I'm reading the Mirror Stage essay again in preparation for teaching it today, and as often occurs (particularly with Lacan) I'm grasping it much more deeply this time around (and will likely grasp it even better the next time around). In particuar, I'm finding it very productive to go back to that essay after my first venture into the work of Jonathan Zerzan, who at first blush seems to have put into very clear terms many of the concerns and questions that have been driving me for years now, without my quite being able to articulate them.
The question that has dogged my reading of psychoanalysis is that of the political - when we read Freud's famous quotes that (paraphrasing) the goal of psychoanalysis is to change dysfunctional mental illness back into everyday human misery, or that the universality of civilization will mean the omnipresence of neurosis, are we hearing a lament, or a sanguine acceptance? Are the processes of repression, civilization, and symbolization described by Freud and Lacan universal constants to whose pains we must resign ourselves in exchange for greater benefits, or are they open to challenge?
Zerzan himself has some very clear positions on all of this (and is clearly strongly influenced by psychoanalysis, particularly Freud), but for now I just want to stick to the "Mirror Stage" as I warm up to class. I think that (despite Lacan's notorious opacity) there are points where it is clear he is quite critical of the process of socialization he's describing - certainly, more clearly critical than Freud ever was. Some of these are subtle, almost poetic - for instance, the description of the assumption of the specular self-image (that is, the leap to figuring out that thing in the mirror is me) in terms of putting on armor, or of a quest to enter "a lofty, remote inner castle" - martial imagery that doesn't bespeak a happy life.
Lacan occasionally suggests the situation might be constitutive and unavoidable, but even then he's quite clear that it's unpleasant. As he puts it, "the mirror stage is a drama whose internal thrust is precipitated from insufficiency to anticipation" - that is, from the fragmentation of the infant's experience to the adult's constant desire for a return to "wholeness" that will someday be achieved. But in that same passage, Lacan uses a crucial term - alienation, which he uses to characterize the assumption of the body in the mirror as one's own. Particularly given the essay's genesis after Horkheimer and Adorno's Dialectic of Englightenment, it seems safe to guess that Lacan used this term quite knowingly.

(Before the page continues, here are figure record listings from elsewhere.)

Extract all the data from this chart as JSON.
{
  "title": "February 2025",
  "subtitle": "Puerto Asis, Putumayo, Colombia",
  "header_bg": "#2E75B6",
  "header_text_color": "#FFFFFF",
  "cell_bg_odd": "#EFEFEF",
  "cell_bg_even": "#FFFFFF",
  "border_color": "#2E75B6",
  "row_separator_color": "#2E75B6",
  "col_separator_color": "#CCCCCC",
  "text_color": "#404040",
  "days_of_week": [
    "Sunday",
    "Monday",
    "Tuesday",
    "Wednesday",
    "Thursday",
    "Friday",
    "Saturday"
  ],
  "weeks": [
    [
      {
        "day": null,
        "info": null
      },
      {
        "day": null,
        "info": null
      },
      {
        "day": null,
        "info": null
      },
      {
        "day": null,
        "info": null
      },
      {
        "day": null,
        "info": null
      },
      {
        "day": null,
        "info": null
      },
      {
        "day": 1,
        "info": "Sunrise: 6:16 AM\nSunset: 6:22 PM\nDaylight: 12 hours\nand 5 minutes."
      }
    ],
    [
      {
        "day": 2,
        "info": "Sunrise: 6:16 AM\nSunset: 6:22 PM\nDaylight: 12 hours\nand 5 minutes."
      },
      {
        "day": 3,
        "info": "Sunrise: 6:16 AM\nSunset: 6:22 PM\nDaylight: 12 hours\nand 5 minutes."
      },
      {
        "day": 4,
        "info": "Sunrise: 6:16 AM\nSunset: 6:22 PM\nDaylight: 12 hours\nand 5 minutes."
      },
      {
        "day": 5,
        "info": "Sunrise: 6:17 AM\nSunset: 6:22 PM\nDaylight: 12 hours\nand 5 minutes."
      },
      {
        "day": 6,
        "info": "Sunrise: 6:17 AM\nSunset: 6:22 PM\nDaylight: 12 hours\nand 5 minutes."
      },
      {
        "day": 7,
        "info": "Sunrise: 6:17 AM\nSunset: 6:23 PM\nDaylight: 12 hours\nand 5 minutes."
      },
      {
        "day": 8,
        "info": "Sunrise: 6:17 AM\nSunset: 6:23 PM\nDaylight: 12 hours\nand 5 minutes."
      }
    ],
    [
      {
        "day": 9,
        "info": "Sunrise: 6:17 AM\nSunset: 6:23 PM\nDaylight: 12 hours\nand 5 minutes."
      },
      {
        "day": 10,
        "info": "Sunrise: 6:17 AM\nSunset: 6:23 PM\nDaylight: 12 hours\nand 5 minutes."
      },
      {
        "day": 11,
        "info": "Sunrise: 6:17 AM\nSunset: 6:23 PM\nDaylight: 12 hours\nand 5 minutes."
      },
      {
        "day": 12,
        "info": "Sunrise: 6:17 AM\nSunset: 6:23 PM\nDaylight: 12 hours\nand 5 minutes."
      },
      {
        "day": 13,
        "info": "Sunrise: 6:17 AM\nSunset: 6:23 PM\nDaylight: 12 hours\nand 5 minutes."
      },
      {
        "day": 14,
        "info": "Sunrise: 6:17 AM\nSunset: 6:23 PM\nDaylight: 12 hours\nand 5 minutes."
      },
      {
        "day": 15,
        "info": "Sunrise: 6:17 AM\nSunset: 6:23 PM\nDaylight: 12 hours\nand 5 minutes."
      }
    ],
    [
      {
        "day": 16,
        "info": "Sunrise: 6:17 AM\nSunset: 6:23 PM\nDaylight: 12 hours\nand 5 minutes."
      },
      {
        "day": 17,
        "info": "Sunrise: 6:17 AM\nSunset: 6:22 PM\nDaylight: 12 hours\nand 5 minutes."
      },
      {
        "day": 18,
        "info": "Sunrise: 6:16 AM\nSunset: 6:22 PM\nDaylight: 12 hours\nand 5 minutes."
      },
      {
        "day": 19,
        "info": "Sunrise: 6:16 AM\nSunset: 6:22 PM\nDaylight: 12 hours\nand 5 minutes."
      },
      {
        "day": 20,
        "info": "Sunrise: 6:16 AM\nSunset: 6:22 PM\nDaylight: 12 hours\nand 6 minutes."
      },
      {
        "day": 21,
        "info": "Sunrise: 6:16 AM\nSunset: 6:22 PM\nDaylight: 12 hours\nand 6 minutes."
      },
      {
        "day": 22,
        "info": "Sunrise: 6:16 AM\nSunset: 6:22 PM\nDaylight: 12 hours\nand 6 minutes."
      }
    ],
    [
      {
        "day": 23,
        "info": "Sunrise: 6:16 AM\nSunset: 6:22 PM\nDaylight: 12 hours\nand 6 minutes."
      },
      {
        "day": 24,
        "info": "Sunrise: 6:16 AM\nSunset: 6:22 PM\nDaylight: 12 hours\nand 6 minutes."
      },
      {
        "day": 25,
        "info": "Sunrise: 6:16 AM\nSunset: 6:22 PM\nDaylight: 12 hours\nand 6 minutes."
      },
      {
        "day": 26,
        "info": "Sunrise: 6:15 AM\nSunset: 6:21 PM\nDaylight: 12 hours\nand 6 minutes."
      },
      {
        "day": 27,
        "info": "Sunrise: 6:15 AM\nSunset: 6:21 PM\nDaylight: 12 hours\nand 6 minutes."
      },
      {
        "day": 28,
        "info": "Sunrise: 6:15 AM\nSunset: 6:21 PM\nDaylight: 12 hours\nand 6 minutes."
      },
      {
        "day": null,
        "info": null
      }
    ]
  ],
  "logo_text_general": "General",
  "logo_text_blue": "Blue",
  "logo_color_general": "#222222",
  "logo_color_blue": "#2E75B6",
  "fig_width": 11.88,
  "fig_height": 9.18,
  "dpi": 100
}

Perhaps Lacan's perspective shifted by the time of May 1968, when he would be accused of being a counterrevolutionary. But at least in this essay, it seems he was doing work that was, more than most people tend to grant, well athwart the progress of history, capital, and the mediatized world we now live in.
5 comments:
Having read that essay once and from the class discussions that I rememmber I have to say that Lacan's use of "alienation" is different from the Marxist concept. For Marx the concept is as much about alienation at the workplace as it is a critique of modernity.
Hi there, sorry to leave a comment on a different topic, but I couldn't find an email address for you. I noticed that you tweeted "Awesome, Simon Reynolds on Chillwave just as I'm getting entangled in a major journal article on it" a little while ago. I'm actually researching lo-fi pop at the moment, so I'm interested to know, what was the major journal article you mentioned? Many thanks, Adam
Mung, you're obviously right in the sense that Marx's diagnosis was much more restricted. Lacan's alienation, I think, could be said to include, or at least to suggest, the consequences of the division of labor as well as the divisions of language, self from image, etc. Lacan's position (if you accept that it's a critique) is actually a more profound version of Marx's early insight.
Adam, I was referring to the article I'm writing right now. I'd love to discuss and share, though.
Ah, OK! Let me know when you finish it, thanks indeed.